Roosting, darkness-sensor streetlights coming on. 

Try a shower, but the dirt’s on the inside.


Dia de Los Muertos


Halloween at the farmer’s market, grownups 

All in masks for both smoke and Covid. Ryan 

Came as Marshall, the helpful fire dog from Paw 

Patrol. Last year you could hold tarantulas  


Or pet a python; this year the smoke is a scrim 

turning the whole scene into a shadow play. 

The masks have yellow straps and small plastic f

ilters that protrude like truncated fungi.  


Why did they all wear the same costume? he asks. 

Our friend Barbara has a Day of the Dead 

Altar next to her taco truck. Faded pictures  


Of her family from Mexico City 

Scarves and beads, a child’s mirror with a mended 

Blue handle.
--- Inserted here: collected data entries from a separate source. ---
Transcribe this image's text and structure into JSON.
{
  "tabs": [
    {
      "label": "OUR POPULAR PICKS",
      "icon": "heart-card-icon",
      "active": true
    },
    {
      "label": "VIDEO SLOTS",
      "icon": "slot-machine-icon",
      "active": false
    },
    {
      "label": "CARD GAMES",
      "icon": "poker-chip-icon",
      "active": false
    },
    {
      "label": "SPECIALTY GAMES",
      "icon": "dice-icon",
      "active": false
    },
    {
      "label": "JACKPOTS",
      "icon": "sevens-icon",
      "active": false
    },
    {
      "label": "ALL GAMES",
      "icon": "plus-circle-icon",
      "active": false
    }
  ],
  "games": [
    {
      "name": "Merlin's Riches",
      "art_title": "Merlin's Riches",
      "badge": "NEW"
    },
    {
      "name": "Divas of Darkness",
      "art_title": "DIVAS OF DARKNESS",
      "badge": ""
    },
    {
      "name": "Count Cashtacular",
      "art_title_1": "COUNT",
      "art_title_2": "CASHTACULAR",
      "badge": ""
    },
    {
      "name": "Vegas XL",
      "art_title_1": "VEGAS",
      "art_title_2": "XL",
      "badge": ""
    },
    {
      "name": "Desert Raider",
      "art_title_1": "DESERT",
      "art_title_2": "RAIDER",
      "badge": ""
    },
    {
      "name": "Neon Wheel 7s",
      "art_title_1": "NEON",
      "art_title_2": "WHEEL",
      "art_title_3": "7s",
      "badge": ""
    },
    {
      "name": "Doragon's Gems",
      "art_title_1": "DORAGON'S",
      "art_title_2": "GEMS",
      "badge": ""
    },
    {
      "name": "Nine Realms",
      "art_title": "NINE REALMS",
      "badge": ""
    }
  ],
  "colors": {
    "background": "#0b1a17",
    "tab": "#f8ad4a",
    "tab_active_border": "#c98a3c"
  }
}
How did she die? he wonders out loud.


The Future


This now is the future we've been fearing. 

Floods and droughts and random violence, displaced 

Persons turned back by the boatload, rallies 

In the commons full of angry images  


Of false nostalgia. Yeats’ gyres turning 

The end of a thousand year arc from Magna 

Carta to the Universal Declaration 

Of the Rights of Man. Bomb-vested boys blown up  


To serve the vague but voracious collective. 

It reminds me of Denise's stories: huddling 

In dank Blitz bomb shelters, then, nineteen, going  


Out to tend the wounded. My grandson Ryan 

Puts his hand in my hand as we cross toward 

The schoolyard playground, his trust my antidote.